Pour Jean Ladrière⁠[1], ce qui constitue une « cité », en tant que « cité, « c’est sa finalité, et cette finalité n’est ni, comme tels, le maintien dans l’existence, la prospérité, la gloire, ni même, comme telle, l’autonomie, mais le « bien vivre », c’est-à-dire la vie selon la vertu, c’est-à-dire encore une forme de vie pleinement accordée au statut de l’existant humain et à ses potentialités les plus éminentes, ou encore, plus brièvement, (…) une « vie sensée »[2]. » C’est le rôle de l’éthique donc de réguler la cité non pas dans un rapport extrinsèque qui demanderait « que les actes de l’État soient conformes à la morale, ou à tout le moins soient animés par une préoccupation morale », mais dans un rapport intrinsèque tout en n’oubliant pas qu’éthique et politique sont distincts : « S’il est vrai que le politique, comme tel, est défini par un certain rapport à l’éthique, l’enjeu propre du politique ce n’est pas de déterminer ce qu’il en est de l’éthique (l’éthique juge le politique et, en ce sens, le transcende), ni de faire exister quelque chose comme un analogue collectif de l’homme vertueux, c’est de réaliser une communauté historique concrète dans laquelle les rapports institutionnels seront, si l’on peut parler ainsi, chargés de qualité éthique. »

La justice sociale est précisément le concept indispensable à l’articulation de l’éthique et du politique dans une tension qui « va de l’éthique au politique ».⁠[3] La justice sociale peut fournir cette médiation qui « doit être en mesure d’armer l’action politique de principes régulateurs capables à la fois de représenter, par rapport à cette action, l’exigence éthique en son originalité, et de rejoindre avec assez de précision le concret des situations. »

Toutefois, bien conscient du fait que la référence à la justice sociale a conduit à des politiques dirigistes et totalitaires, J. Ladrière insiste sur le fait que l’éthique suppose la liberté et que la « cité » où les libertés se rencontrent et s’organisent « est ce lieu où une communauté historique, se donnant ses propres lois, tente d’aménager un espace d’inter-relations dans lequel puisse émerger une approximation, toujours ouverte, d’un ordre de liberté.
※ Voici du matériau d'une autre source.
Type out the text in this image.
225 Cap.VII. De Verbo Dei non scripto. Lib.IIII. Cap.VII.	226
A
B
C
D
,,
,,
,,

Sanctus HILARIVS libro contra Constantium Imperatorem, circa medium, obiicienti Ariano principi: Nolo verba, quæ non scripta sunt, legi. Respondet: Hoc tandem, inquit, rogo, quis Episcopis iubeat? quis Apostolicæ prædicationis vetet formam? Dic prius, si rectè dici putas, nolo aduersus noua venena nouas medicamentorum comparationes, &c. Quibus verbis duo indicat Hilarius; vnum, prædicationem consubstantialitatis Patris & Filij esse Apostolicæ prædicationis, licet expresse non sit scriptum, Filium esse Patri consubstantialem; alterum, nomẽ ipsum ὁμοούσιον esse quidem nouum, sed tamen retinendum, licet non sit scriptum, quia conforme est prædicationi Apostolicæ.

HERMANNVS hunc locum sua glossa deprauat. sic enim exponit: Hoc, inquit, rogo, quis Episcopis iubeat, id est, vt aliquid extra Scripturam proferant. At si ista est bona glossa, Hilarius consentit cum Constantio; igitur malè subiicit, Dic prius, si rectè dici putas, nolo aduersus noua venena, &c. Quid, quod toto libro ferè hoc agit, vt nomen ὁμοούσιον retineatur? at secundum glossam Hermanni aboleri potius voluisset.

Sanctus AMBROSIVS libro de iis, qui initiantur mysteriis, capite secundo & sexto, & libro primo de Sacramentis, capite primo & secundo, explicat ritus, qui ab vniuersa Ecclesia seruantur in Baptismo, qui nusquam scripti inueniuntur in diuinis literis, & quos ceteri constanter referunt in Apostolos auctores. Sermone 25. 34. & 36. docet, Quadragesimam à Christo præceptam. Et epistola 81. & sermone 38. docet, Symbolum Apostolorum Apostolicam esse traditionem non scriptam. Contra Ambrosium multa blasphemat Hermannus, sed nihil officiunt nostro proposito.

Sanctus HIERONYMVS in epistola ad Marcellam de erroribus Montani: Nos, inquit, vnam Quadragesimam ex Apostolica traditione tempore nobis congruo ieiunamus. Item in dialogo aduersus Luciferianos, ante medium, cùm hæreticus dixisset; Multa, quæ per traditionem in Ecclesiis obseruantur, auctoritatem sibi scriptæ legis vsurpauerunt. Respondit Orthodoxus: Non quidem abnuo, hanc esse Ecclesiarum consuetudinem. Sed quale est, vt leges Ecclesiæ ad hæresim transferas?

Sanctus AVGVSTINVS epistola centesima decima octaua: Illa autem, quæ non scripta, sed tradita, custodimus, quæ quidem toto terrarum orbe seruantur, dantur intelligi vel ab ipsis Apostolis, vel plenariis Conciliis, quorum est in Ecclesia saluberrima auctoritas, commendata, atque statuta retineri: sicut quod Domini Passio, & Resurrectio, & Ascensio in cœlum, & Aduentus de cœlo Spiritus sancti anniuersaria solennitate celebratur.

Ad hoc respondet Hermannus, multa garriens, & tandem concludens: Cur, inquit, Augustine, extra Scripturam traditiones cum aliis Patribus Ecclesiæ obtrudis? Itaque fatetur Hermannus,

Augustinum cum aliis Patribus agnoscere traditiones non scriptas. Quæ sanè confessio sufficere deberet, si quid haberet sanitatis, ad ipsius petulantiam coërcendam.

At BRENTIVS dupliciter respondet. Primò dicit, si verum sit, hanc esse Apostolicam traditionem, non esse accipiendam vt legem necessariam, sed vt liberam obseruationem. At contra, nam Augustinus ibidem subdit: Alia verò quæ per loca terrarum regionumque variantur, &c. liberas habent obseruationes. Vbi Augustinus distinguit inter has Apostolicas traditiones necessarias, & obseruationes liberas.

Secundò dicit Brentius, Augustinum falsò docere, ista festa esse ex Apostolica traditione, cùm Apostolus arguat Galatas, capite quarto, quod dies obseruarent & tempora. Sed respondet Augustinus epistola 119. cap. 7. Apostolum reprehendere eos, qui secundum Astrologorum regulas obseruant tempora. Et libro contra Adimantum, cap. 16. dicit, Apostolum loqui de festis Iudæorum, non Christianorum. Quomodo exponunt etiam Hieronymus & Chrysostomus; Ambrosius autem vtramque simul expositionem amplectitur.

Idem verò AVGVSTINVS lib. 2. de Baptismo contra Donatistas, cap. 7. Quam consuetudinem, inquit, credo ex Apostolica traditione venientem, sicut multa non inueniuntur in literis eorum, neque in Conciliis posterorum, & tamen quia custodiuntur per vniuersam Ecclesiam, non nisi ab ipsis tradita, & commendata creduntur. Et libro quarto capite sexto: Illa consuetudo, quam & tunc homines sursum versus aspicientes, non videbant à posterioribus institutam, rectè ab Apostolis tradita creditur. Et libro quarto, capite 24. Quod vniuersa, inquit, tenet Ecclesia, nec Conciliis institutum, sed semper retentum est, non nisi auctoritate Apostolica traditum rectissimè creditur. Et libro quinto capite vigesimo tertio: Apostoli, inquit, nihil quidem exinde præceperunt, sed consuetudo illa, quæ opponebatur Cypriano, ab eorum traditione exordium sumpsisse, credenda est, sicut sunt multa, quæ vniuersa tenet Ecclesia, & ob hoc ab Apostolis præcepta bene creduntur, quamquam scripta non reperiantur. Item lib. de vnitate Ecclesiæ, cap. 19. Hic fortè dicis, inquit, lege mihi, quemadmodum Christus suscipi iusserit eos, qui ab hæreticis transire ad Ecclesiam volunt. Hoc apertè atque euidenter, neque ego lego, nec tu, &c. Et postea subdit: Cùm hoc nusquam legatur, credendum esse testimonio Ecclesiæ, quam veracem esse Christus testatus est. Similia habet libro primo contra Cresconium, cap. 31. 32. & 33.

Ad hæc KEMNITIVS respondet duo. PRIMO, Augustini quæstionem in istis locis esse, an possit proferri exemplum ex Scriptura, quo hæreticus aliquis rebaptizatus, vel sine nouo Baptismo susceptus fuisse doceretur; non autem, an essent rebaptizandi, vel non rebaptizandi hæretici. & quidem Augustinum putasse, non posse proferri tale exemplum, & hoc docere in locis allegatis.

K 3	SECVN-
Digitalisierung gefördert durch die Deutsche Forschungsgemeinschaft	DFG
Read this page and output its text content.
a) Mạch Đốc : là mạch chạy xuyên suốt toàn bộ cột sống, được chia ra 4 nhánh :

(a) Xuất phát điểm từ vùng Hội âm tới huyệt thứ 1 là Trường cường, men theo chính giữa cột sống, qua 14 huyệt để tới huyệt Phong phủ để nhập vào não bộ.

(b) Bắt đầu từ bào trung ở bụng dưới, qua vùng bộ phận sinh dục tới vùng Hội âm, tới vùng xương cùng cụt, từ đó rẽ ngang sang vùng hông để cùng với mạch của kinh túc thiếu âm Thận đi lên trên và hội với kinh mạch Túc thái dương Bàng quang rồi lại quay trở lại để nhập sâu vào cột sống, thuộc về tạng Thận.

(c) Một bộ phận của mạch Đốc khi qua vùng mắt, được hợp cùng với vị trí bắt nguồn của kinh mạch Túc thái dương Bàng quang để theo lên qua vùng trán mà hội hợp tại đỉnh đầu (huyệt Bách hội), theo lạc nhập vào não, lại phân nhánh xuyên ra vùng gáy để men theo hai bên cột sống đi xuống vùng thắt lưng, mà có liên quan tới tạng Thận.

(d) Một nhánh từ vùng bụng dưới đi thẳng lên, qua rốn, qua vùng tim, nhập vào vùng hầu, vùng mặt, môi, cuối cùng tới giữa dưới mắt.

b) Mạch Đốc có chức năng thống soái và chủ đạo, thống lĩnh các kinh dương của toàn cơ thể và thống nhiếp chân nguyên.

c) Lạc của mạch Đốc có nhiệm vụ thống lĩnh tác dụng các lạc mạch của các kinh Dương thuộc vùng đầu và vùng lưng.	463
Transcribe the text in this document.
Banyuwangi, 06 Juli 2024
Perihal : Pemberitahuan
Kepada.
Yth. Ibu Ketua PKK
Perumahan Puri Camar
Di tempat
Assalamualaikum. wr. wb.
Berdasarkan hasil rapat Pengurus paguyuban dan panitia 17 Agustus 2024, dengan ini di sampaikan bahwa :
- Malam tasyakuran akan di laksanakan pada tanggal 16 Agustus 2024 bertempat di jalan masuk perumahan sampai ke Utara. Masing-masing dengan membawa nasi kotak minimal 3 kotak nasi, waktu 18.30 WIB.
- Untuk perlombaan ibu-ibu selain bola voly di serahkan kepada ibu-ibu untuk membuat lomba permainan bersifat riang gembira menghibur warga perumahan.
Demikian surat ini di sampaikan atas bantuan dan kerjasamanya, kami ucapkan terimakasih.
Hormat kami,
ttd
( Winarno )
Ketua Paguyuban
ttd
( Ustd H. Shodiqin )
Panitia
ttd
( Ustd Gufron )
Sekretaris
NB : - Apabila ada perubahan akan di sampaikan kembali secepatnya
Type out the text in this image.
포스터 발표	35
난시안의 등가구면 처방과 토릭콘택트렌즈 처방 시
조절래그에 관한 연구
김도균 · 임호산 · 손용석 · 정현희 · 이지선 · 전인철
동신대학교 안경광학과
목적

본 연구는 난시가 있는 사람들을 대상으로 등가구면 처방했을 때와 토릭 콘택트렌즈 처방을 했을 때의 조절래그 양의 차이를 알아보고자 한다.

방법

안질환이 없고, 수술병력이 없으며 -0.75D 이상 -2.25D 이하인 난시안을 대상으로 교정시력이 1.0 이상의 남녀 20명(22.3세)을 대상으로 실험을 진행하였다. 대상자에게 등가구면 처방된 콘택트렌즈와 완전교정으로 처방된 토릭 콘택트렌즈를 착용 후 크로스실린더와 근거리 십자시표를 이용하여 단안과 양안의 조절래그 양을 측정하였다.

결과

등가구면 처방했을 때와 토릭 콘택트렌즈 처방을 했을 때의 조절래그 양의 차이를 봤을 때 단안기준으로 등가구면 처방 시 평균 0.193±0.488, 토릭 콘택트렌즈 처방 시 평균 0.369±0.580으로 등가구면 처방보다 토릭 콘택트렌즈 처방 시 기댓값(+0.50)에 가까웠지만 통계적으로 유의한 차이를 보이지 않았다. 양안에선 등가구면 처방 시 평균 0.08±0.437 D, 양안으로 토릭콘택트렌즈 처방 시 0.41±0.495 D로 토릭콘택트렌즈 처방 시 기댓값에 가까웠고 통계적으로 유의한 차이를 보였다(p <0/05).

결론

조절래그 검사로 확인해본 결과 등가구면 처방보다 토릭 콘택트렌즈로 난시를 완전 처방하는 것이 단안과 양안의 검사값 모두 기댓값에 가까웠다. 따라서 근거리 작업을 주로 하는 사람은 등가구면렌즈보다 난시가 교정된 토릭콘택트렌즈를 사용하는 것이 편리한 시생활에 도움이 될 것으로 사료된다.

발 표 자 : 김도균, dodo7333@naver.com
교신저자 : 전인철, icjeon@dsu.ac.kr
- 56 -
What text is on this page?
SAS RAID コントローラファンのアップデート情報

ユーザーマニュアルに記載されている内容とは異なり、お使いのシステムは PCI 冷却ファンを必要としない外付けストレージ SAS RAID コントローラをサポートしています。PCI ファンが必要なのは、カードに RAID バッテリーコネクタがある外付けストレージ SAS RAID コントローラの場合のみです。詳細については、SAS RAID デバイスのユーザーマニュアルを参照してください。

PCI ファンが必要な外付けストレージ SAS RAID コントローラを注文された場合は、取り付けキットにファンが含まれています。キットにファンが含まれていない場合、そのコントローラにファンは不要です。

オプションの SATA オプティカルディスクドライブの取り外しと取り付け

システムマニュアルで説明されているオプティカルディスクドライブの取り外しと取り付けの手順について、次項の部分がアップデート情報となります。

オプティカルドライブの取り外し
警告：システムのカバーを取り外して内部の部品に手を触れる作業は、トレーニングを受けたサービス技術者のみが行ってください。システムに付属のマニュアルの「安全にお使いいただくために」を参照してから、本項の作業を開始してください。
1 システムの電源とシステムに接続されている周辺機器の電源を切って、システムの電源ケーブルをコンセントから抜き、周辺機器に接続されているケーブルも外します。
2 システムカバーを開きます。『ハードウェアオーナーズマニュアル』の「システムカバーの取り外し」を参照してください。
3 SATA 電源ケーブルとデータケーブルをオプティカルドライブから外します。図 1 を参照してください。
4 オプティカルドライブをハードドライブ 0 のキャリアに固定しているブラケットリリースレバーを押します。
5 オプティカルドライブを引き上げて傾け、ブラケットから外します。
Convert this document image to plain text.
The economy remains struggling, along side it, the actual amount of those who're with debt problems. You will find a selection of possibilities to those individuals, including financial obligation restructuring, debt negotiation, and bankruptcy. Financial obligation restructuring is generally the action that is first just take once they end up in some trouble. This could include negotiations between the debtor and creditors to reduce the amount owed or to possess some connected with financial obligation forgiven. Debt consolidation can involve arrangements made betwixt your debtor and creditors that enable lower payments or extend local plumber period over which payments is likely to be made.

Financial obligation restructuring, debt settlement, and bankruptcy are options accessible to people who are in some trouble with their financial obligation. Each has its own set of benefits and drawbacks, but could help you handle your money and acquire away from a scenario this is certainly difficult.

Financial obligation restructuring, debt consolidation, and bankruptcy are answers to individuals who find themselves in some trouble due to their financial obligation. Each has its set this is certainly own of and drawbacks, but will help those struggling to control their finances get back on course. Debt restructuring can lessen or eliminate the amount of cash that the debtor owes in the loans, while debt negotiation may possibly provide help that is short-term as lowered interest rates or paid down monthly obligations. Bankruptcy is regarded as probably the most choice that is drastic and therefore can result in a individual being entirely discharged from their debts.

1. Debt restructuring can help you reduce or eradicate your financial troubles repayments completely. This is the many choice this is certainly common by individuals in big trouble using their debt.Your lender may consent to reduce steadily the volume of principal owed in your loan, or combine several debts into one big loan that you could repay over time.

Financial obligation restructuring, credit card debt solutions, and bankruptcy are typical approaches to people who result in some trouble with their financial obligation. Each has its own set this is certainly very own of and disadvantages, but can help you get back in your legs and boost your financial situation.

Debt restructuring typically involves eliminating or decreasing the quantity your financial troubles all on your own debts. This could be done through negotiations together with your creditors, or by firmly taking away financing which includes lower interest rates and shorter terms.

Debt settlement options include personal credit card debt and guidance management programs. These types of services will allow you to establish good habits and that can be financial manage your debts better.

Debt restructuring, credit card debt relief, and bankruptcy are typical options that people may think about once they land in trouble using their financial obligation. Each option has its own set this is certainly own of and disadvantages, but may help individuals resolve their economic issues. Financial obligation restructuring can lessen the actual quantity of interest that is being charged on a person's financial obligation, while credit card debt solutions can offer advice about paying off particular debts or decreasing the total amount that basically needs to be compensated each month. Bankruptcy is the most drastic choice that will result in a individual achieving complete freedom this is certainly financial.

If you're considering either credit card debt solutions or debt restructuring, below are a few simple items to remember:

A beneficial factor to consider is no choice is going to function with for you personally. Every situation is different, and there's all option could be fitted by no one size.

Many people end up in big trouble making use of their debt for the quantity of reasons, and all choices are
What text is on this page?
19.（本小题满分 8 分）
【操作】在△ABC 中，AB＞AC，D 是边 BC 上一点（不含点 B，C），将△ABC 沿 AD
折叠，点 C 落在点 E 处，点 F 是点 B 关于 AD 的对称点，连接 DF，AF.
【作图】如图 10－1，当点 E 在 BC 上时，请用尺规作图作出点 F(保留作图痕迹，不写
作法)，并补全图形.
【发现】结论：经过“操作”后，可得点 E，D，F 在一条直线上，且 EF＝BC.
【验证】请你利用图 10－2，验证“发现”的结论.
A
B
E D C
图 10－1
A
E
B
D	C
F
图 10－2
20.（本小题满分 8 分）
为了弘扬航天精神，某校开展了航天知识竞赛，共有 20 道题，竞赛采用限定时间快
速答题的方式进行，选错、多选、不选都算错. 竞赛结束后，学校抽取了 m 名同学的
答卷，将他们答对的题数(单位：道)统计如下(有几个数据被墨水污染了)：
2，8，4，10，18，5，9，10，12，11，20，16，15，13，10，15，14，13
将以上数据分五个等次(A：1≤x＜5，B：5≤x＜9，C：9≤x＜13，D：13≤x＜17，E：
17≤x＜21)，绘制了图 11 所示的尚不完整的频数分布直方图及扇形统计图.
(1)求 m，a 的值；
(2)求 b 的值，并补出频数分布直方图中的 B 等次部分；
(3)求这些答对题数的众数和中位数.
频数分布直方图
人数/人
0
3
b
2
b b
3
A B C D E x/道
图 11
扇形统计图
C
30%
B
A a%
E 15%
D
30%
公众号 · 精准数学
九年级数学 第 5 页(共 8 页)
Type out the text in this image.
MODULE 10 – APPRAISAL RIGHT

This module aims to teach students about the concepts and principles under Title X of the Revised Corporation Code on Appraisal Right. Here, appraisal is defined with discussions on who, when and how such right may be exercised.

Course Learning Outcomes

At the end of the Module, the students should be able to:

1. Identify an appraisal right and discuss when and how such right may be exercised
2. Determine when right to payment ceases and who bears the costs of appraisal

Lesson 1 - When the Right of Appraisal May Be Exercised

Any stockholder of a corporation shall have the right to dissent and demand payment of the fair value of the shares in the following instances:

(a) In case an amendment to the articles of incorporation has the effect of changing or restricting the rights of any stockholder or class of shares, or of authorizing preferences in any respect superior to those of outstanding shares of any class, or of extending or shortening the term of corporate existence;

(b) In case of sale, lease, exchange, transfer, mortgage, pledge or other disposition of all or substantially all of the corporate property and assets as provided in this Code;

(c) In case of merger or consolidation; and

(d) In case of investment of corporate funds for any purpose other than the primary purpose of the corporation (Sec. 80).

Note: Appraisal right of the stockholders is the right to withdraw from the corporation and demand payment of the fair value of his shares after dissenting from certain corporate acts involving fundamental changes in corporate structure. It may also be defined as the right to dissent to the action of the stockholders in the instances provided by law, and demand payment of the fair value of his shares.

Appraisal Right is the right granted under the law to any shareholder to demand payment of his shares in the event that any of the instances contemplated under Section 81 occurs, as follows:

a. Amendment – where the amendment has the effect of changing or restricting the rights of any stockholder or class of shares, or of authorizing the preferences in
Ce qui implique à la fois la possibilité donnée aux libertés individuelles d’agir comme telles (avec le double aspect, négatif et positif, des garanties protectrices et du droit de participation, que l’on retrouve dans l’idée de démocratie), l’effort pour diminuer les contraintes venant de la nature et de la société elle-même, l’ouverture, pour chacun, de champs d’initiative et de réalisation de plus en plus variés et étendus, mais aussi, et surtout peut-être, l’instauration d’un système institutionnel dont le sens est de faire en sorte que chacun, selon une formule célèbre, soit traité en fin, non en moyen. »

Le souci de la liberté respecté transforme l’idée de justice : elle n’est plus « un principe de répartition harmonieuse, attribuant à chacun ce qui lui revient selon son état, conformément à une loi qui transcende les destinées individuelles, mais la forme selon laquelle il devient possible aux individus comme tels de se donner les uns aux autres les conditions d’une existence libre, ou encore, d’une existence sensée (…) » et J. Ladrière précise : « en intériorisant la loi. »[4]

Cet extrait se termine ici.